Hello,
I'd like to ask about the rationale behind the design of Mahout Bayes
algorithm. I found that Mahout Bayes implementation is tightly coupled with
Hadoop MapReduce classes, for instance
------------------------------
/**
* Reads the input train set(preprocessed using the {@link
org.apache.mahout.classifier.BayesFileFormatter}).
*/
public class BayesFeatureMapper extends MapReduceBase implements
Mapper<Text,Text,StringTuple,DoubleWritable>
------------------------------
I would expected that Bayes algorithm is implemented as a pojo class(es)
and tested with simple unit test, which knows nothing about hadoop,
datastores, filessystems, etc. And then a Hadoop wrapper around pojo bayes
implementation should be provided.
With a current design, first it's quite difficult to understand how the
algorithm works, as you need to go through several hadoop related classes.
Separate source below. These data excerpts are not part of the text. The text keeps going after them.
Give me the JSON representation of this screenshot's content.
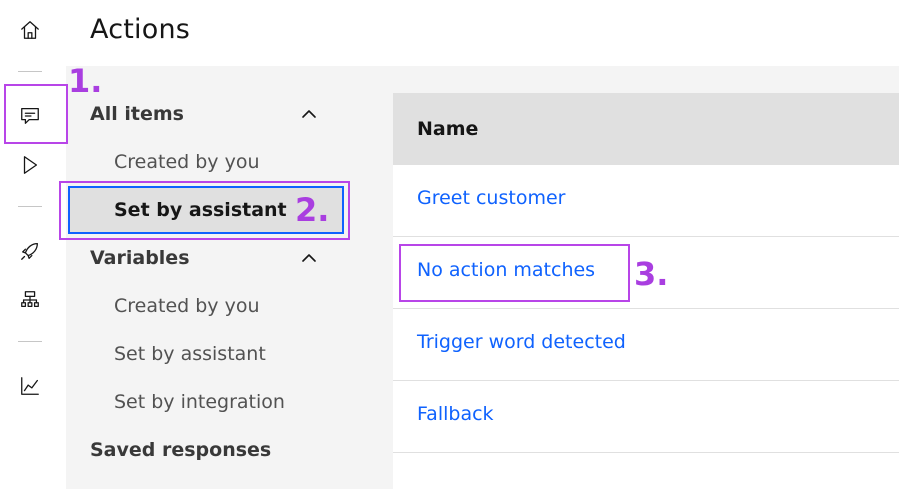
{
  "page": {
    "title": "Actions"
  },
  "rail": {
    "icons": [
      "home-icon",
      "chat-icon",
      "play-icon",
      "rocket-icon",
      "tree-icon",
      "analytics-icon"
    ]
  },
  "sidebar": {
    "sections": [
      {
        "label": "All items",
        "expanded": true,
        "items": [
          "Created by you",
          "Set by assistant"
        ]
      },
      {
        "label": "Variables",
        "expanded": true,
        "items": [
          "Created by you",
          "Set by assistant",
          "Set by integration"
        ]
      },
      {
        "label": "Saved responses",
        "expanded": false,
        "items": []
      }
    ],
    "selected": "Set by assistant"
  },
  "table": {
    "header": "Name",
    "rows": [
      "Greet customer",
      "No action matches",
      "Trigger word detected",
      "Fallback"
    ]
  },
  "annotations": [
    "1.",
    "2.",
    "3."
  ],
  "colors": {
    "accent": "#0f62fe",
    "annotation": "#b845e8",
    "gray_bg": "#f4f4f4",
    "header_bg": "#e0e0e0"
  }
}
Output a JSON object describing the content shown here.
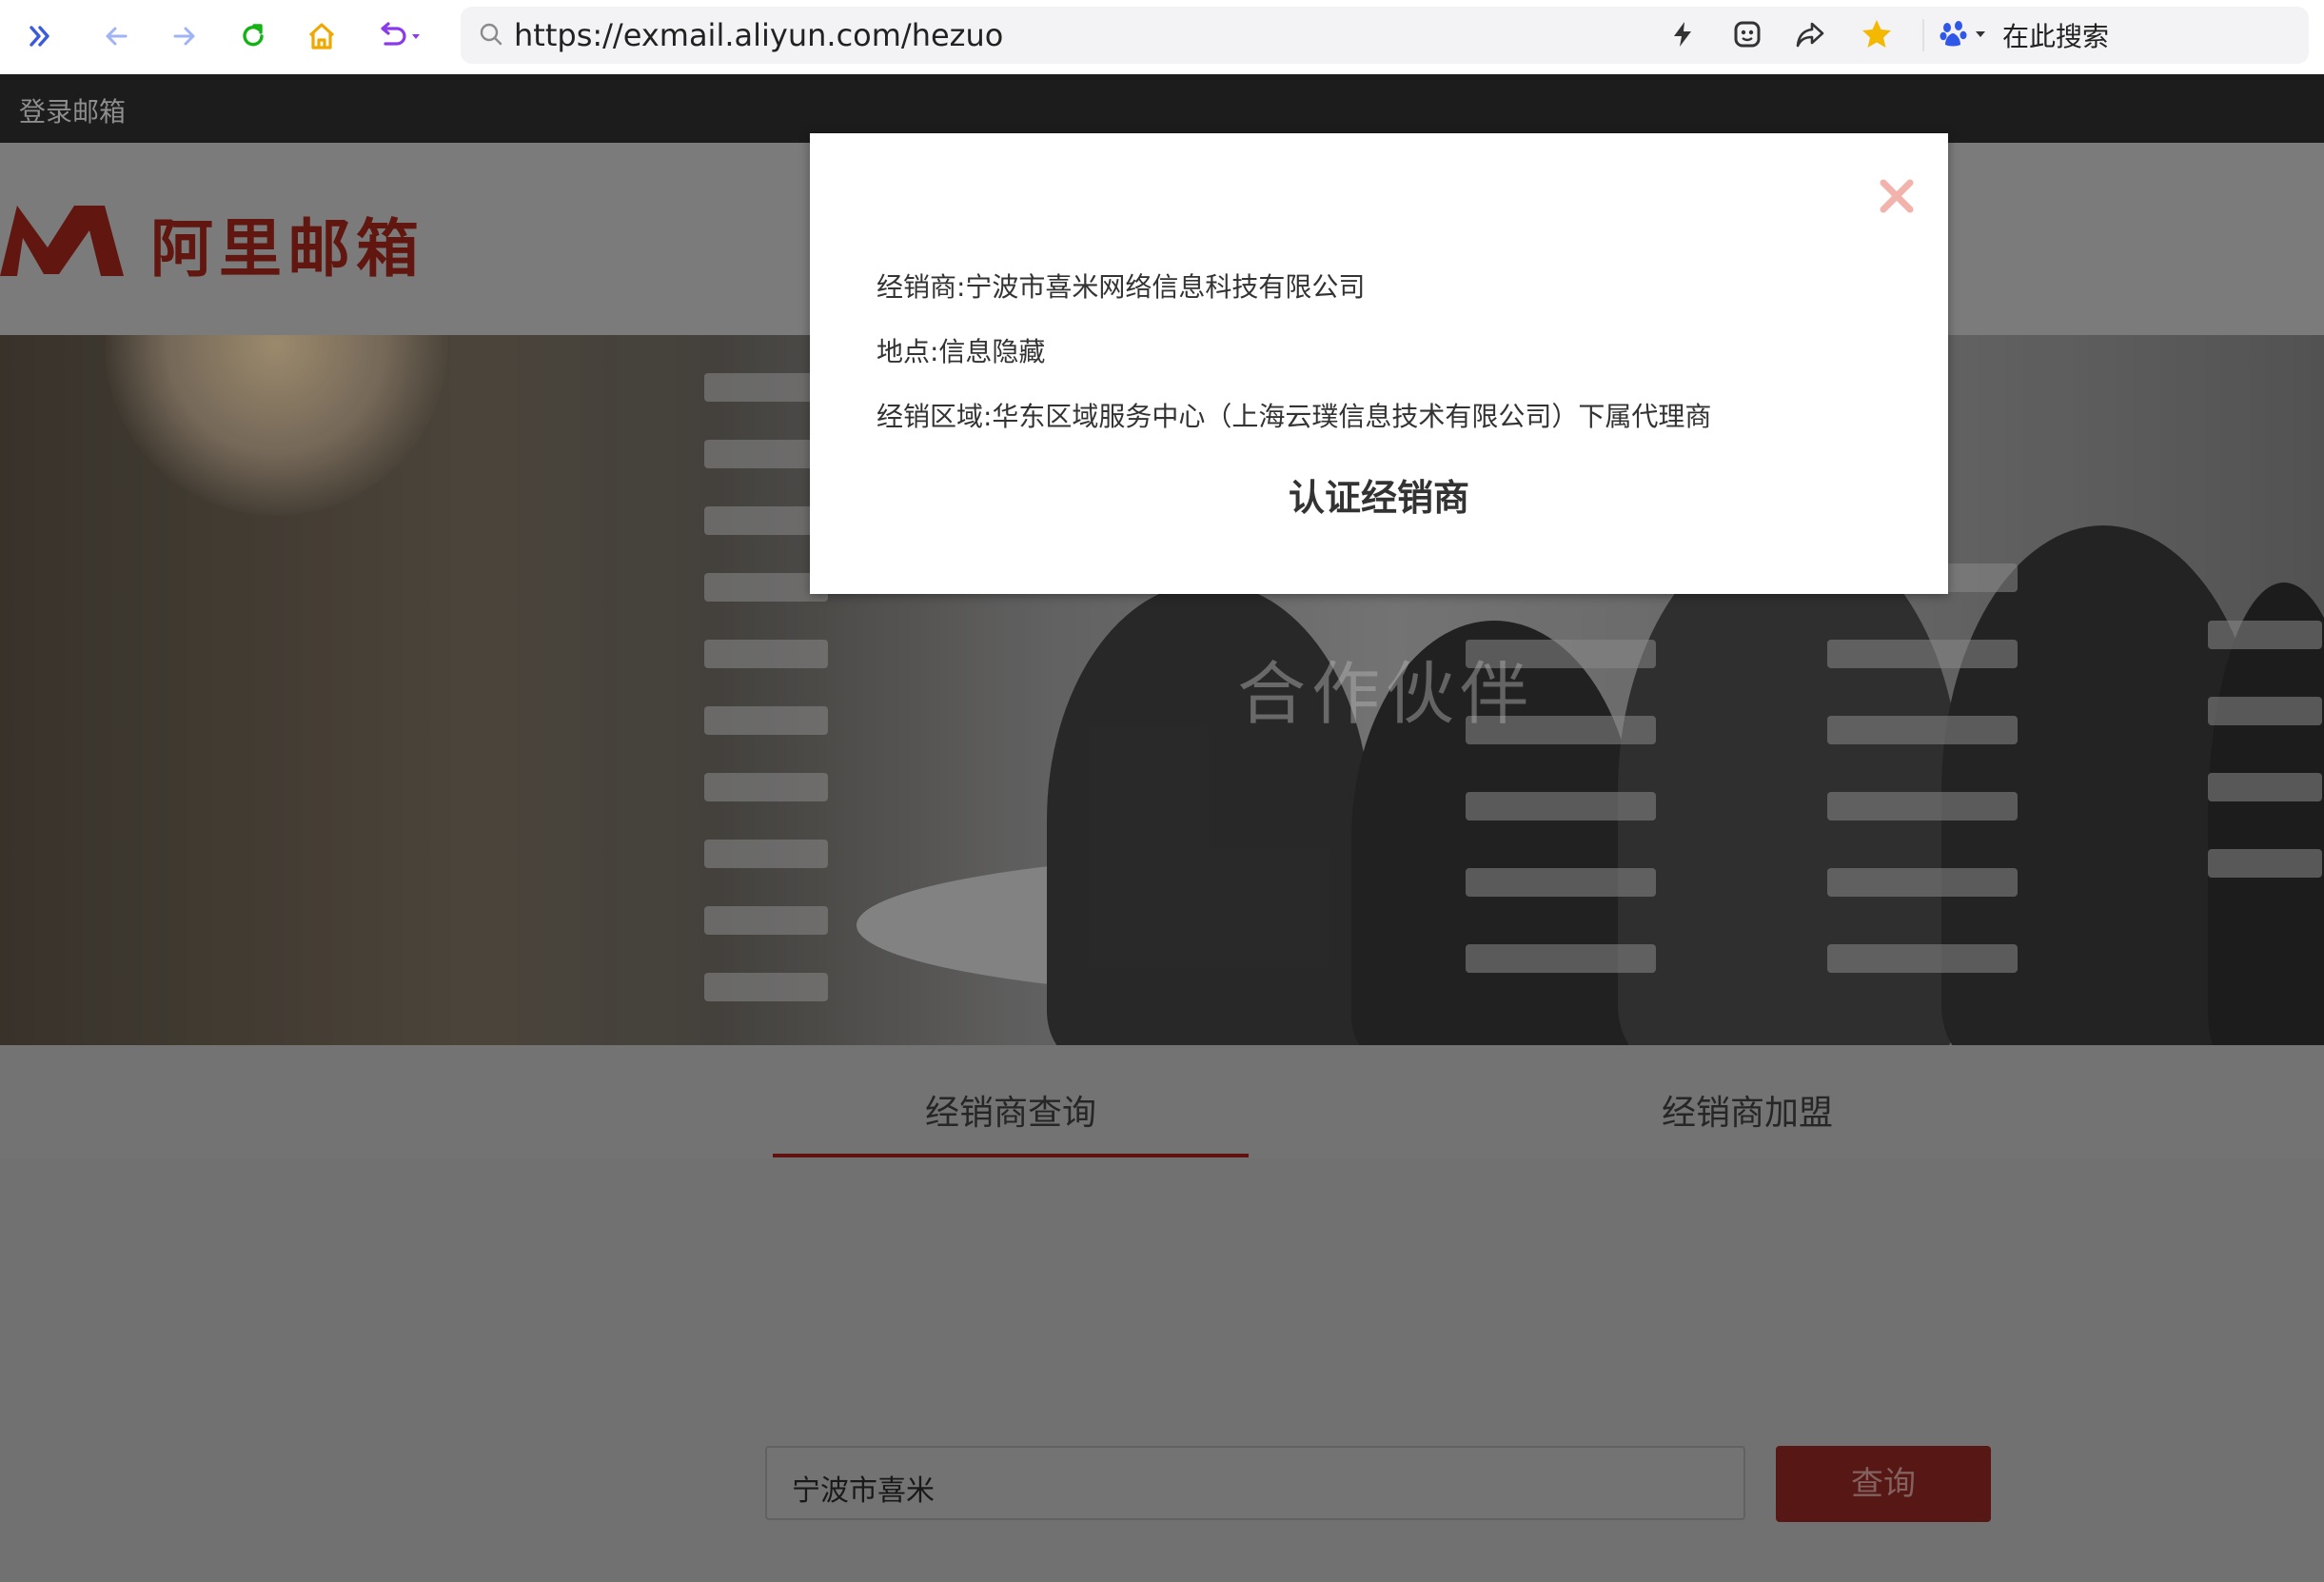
{
  "browser": {
    "url": "https://exmail.aliyun.com/hezuo",
    "search_label": "在此搜索",
    "icons": [
      "sidebar-toggle-icon",
      "back-arrow-icon",
      "forward-arrow-icon",
      "refresh-icon",
      "home-icon",
      "undo-icon",
      "search-icon",
      "lightning-icon",
      "extension-icon",
      "share-icon",
      "star-icon",
      "baidu-paw-icon"
    ],
    "colors": {
      "sidebar": "#3b5bdb",
      "refresh": "#12b312",
      "home": "#f0a800",
      "undo": "#8a3ae8",
      "star": "#f5b800"
    }
  },
  "site": {
    "login_label": "登录邮箱",
    "logo_text": "阿里邮箱",
    "hero_title": "合作伙伴",
    "brand_color": "#c0261b"
  },
  "tabs": [
    {
      "label": "经销商查询",
      "active": true
    },
    {
      "label": "经销商加盟",
      "active": false
    }
  ],
  "search": {
    "value": "宁波市喜米",
    "button_label": "查询"
  },
  "modal": {
    "dealer": "经销商:宁波市喜米网络信息科技有限公司",
    "location": "地点:信息隐藏",
    "region": "经销区域:华东区域服务中心（上海云璞信息技术有限公司）下属代理商",
    "title": "认证经销商"
  }
}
Second, you can't just simply run BayesClassifierSelfTest test, which takes
input text in a format:
----------------------------
public static final String[][] DATA = {
{
"mahout",
"Mahout's goal is to build scalable machine learning libraries. With
scalable we mean: "
+ "Scalable to reasonably large data sets. Our core algorithms for
clustering,"
+ " classfication and batch based collaborative filtering are
implemented on top "
+ "of Apache Hadoop using the map/reduce paradigm. However we do
not restrict "
+ "contributions to Hadoop based implementations: Contributions
that run on"},
{
"mahout",
" a single node or on a non-Hadoop cluster are welcome as well. The
core"
+ " libraries are highly optimized to allow for good performance
also for"
+ " non-distribu
-------------------------------
and classifies it, as this test depends on hadoop and fails on Windows when
running from Eclipse. Third, I don't always want to run this algorithm in a
hadoop world. I may want to use some other map reduce provider. Also when I
run bayes classifier with:
./mahout trainclassifier -i /mnt/hgfs/C/daniel/my_fav_data/test -o model
-type bayes -ng 1 -source hdfs, it takes 40 seconds to train a model for a
file with 6 lines, even though hadoop is not really used. Is it so long
because of all those hadoop related abstractions?
Regards.
Daniel
--
Daniel Korzekwa
Software Engineer
priv: http://danmachine.com
blog: http://blog.danmachine.com